CareerCup

The following algo may help
1.)Take a hash map with key as array element and value as its count.
2.)as u traverse the array update the map.
3.)the size of map should not exceed k.
4.)once the size of map is k and we encounter a new element which is not yet in the map, decrement the count of all the existing keys by 1.
5.) If there is a key with count 0, replace it with the new element, or replace the key with the lowest count with the new element.
6.)Repeat the above till all elements in array are done.
7.)Now what u have is a map with k elements, set count to 0. traverse the array again and update the count of the keys in map.
8.)check for count and if it exceeds k print it.

Hi vimalk179,

Can you please explain a bit more on below statement.
"if it appears more than
n
k
times in A."
more than nk or n/k?

public static <T extends Comparable<T>> void findKMajority2(T[] array, int k) {
		System.out.println("Finding " + k + " majority list: ");
		if (k == 0) {
			return;
		}
		if(k == 1) {
			Set<T> s = new HashSet(Arrays.asList(array));
			System.out.println(s);
			return;
		}
		Map<T, Integer> map = new HashMap<T, Integer>();
		for(int i = 0; i < array.length; i++) {
			T key = array[i];
			if(map.containsKey(key)) {
				Integer count = map.get(key);
				if(++count == k) {
					System.out.print("	" + key);
				}
				map.put(key, count++);
			}else {
				map.put(key, 1);
			}
		}
		System.out.println();
	}

The algo is O(nk).
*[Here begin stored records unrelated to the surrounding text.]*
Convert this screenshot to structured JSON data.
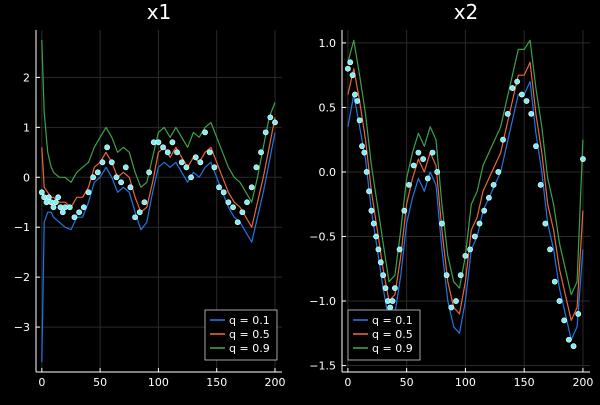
{
  "chart_data": [
    {
      "type": "line",
      "title": "x1",
      "xlabel": "",
      "ylabel": "",
      "xlim": [
        -5,
        206
      ],
      "ylim": [
        -3.9,
        2.95
      ],
      "xticks": [
        0,
        50,
        100,
        150,
        200
      ],
      "yticks": [
        -3,
        -2,
        -1,
        0,
        1,
        2
      ],
      "grid": true,
      "legend": "bottom-right",
      "x": [
        0,
        2,
        5,
        8,
        10,
        15,
        20,
        25,
        30,
        35,
        40,
        45,
        50,
        55,
        60,
        65,
        70,
        75,
        80,
        85,
        90,
        95,
        100,
        105,
        110,
        115,
        120,
        125,
        130,
        135,
        140,
        145,
        150,
        155,
        160,
        165,
        170,
        175,
        180,
        185,
        190,
        195,
        200
      ],
      "series": [
        {
          "name": "q = 0.1",
          "color": "#1f77e4",
          "values": [
            -3.7,
            -0.9,
            -0.7,
            -0.7,
            -0.8,
            -0.9,
            -1.0,
            -1.05,
            -0.8,
            -0.8,
            -0.5,
            -0.1,
            0.0,
            0.2,
            0.0,
            -0.3,
            -0.2,
            -0.3,
            -0.7,
            -1.05,
            -0.9,
            -0.3,
            0.2,
            0.3,
            0.2,
            0.3,
            0.1,
            -0.1,
            0.1,
            0.0,
            0.2,
            0.3,
            0.0,
            -0.3,
            -0.6,
            -0.8,
            -0.9,
            -1.1,
            -1.3,
            -0.8,
            -0.3,
            0.3,
            0.9
          ]
        },
        {
          "name": "q = 0.5",
          "color": "#e8663c",
          "values": [
            0.6,
            -0.2,
            -0.3,
            -0.4,
            -0.4,
            -0.5,
            -0.5,
            -0.6,
            -0.4,
            -0.4,
            -0.2,
            0.2,
            0.3,
            0.5,
            0.3,
            0.0,
            0.1,
            0.0,
            -0.4,
            -0.7,
            -0.6,
            -0.1,
            0.5,
            0.6,
            0.4,
            0.6,
            0.4,
            0.2,
            0.4,
            0.3,
            0.5,
            0.6,
            0.3,
            0.0,
            -0.3,
            -0.5,
            -0.6,
            -0.8,
            -1.0,
            -0.5,
            0.0,
            0.6,
            1.2
          ]
        },
        {
          "name": "q = 0.9",
          "color": "#3ca34a",
          "values": [
            2.75,
            1.3,
            0.5,
            0.2,
            0.1,
            0.0,
            0.0,
            -0.1,
            0.1,
            0.2,
            0.3,
            0.6,
            0.8,
            1.0,
            0.8,
            0.5,
            0.6,
            0.5,
            0.1,
            -0.2,
            -0.1,
            0.4,
            0.9,
            1.0,
            0.8,
            1.0,
            0.8,
            0.6,
            0.9,
            0.8,
            1.0,
            1.1,
            0.8,
            0.5,
            0.2,
            0.0,
            -0.1,
            -0.3,
            -0.5,
            0.0,
            0.6,
            1.2,
            1.5
          ]
        }
      ],
      "observations": {
        "color": "#7af0f5",
        "x": [
          0,
          2,
          4,
          6,
          8,
          10,
          12,
          14,
          16,
          18,
          20,
          24,
          28,
          32,
          36,
          40,
          44,
          48,
          52,
          56,
          60,
          64,
          68,
          72,
          76,
          80,
          84,
          88,
          92,
          96,
          100,
          104,
          108,
          112,
          116,
          120,
          124,
          128,
          132,
          136,
          140,
          144,
          148,
          152,
          156,
          160,
          164,
          168,
          172,
          176,
          180,
          184,
          188,
          192,
          196,
          200
        ],
        "y": [
          -0.3,
          -0.4,
          -0.5,
          -0.4,
          -0.5,
          -0.6,
          -0.5,
          -0.4,
          -0.6,
          -0.7,
          -0.6,
          -0.6,
          -0.8,
          -0.7,
          -0.6,
          -0.3,
          0.0,
          0.1,
          0.3,
          0.6,
          0.3,
          0.0,
          -0.1,
          0.2,
          -0.2,
          -0.8,
          -0.7,
          -0.5,
          0.1,
          0.7,
          0.7,
          0.6,
          0.5,
          0.7,
          0.5,
          0.3,
          0.2,
          0.0,
          0.4,
          0.3,
          0.9,
          0.5,
          0.2,
          -0.2,
          -0.3,
          -0.5,
          -0.6,
          -0.9,
          -0.7,
          -0.5,
          -0.2,
          0.2,
          0.5,
          0.9,
          1.2,
          1.1
        ]
      }
    },
    {
      "type": "line",
      "title": "x2",
      "xlabel": "",
      "ylabel": "",
      "xlim": [
        -5,
        206
      ],
      "ylim": [
        -1.55,
        1.1
      ],
      "xticks": [
        0,
        50,
        100,
        150,
        200
      ],
      "yticks": [
        -1.5,
        -1.0,
        -0.5,
        0.0,
        0.5,
        1.0
      ],
      "yticklabels": [
        "−1.5",
        "−1.0",
        "−0.5",
        "0.0",
        "0.5",
        "1.0"
      ],
      "grid": true,
      "legend": "bottom-left",
      "x": [
        0,
        5,
        10,
        15,
        20,
        25,
        30,
        35,
        40,
        45,
        50,
        55,
        60,
        65,
        70,
        75,
        80,
        85,
        90,
        95,
        100,
        105,
        110,
        115,
        120,
        125,
        130,
        135,
        140,
        145,
        150,
        155,
        160,
        165,
        170,
        175,
        180,
        185,
        190,
        195,
        200
      ],
      "series": [
        {
          "name": "q = 0.1",
          "color": "#1f77e4",
          "values": [
            0.35,
            0.6,
            0.35,
            0.1,
            -0.3,
            -0.6,
            -0.9,
            -1.15,
            -1.1,
            -0.8,
            -0.4,
            -0.2,
            -0.05,
            -0.15,
            0.0,
            -0.1,
            -0.6,
            -1.0,
            -1.2,
            -1.25,
            -1.0,
            -0.6,
            -0.5,
            -0.3,
            -0.2,
            -0.1,
            0.0,
            0.2,
            0.4,
            0.6,
            0.6,
            0.7,
            0.3,
            0.0,
            -0.4,
            -0.6,
            -0.9,
            -1.1,
            -1.3,
            -1.2,
            -0.6
          ]
        },
        {
          "name": "q = 0.5",
          "color": "#e8663c",
          "values": [
            0.6,
            0.8,
            0.55,
            0.25,
            -0.15,
            -0.45,
            -0.75,
            -1.0,
            -0.95,
            -0.65,
            -0.25,
            -0.05,
            0.1,
            0.0,
            0.15,
            0.05,
            -0.45,
            -0.85,
            -1.05,
            -1.1,
            -0.85,
            -0.45,
            -0.35,
            -0.15,
            -0.05,
            0.05,
            0.15,
            0.35,
            0.55,
            0.75,
            0.75,
            0.85,
            0.45,
            0.15,
            -0.25,
            -0.45,
            -0.75,
            -0.95,
            -1.15,
            -1.05,
            -0.3
          ]
        },
        {
          "name": "q = 0.9",
          "color": "#3ca34a",
          "values": [
            0.85,
            1.02,
            0.75,
            0.45,
            0.05,
            -0.25,
            -0.55,
            -0.85,
            -0.8,
            -0.45,
            -0.05,
            0.15,
            0.3,
            0.2,
            0.35,
            0.25,
            -0.25,
            -0.65,
            -0.85,
            -0.9,
            -0.65,
            -0.25,
            -0.15,
            0.05,
            0.15,
            0.25,
            0.35,
            0.55,
            0.75,
            0.95,
            0.95,
            1.02,
            0.65,
            0.35,
            -0.05,
            -0.25,
            -0.55,
            -0.75,
            -0.95,
            -0.85,
            0.25
          ]
        }
      ],
      "observations": {
        "color": "#7af0f5",
        "x": [
          0,
          2,
          4,
          6,
          8,
          10,
          12,
          14,
          16,
          18,
          20,
          22,
          24,
          26,
          28,
          30,
          32,
          34,
          36,
          38,
          40,
          44,
          48,
          52,
          56,
          60,
          64,
          68,
          72,
          76,
          80,
          84,
          88,
          92,
          96,
          100,
          104,
          108,
          112,
          116,
          120,
          124,
          128,
          132,
          136,
          140,
          144,
          148,
          152,
          156,
          160,
          164,
          168,
          172,
          176,
          180,
          184,
          188,
          192,
          196,
          200
        ],
        "y": [
          0.8,
          0.85,
          0.75,
          0.6,
          0.55,
          0.4,
          0.2,
          0.15,
          0.0,
          -0.15,
          -0.3,
          -0.4,
          -0.5,
          -0.6,
          -0.7,
          -0.8,
          -0.9,
          -1.0,
          -1.05,
          -1.0,
          -0.9,
          -0.6,
          -0.3,
          -0.1,
          0.05,
          0.15,
          0.1,
          -0.05,
          0.15,
          0.0,
          -0.4,
          -0.8,
          -1.05,
          -1.0,
          -0.8,
          -0.65,
          -0.6,
          -0.5,
          -0.4,
          -0.3,
          -0.2,
          -0.1,
          0.0,
          0.25,
          0.45,
          0.65,
          0.7,
          0.6,
          0.55,
          0.45,
          0.2,
          -0.1,
          -0.4,
          -0.6,
          -0.85,
          -1.0,
          -1.15,
          -1.3,
          -1.35,
          -1.1,
          0.1
        ]
      }
    }
  ]
}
In the first pass u generate the map.
Now if ur map has k elements then u scan the array k times to make sure that the keys are repeated n/k times.
So the net time complexity is O(nk).

sort the array ...time complexity nlogn for sorting
then traverse the array to find if any number exist which appears more than (n/k) times in array. can be done in O(n) time.
so total time complexity nlogn + O(n)
correct me if i'm wrong.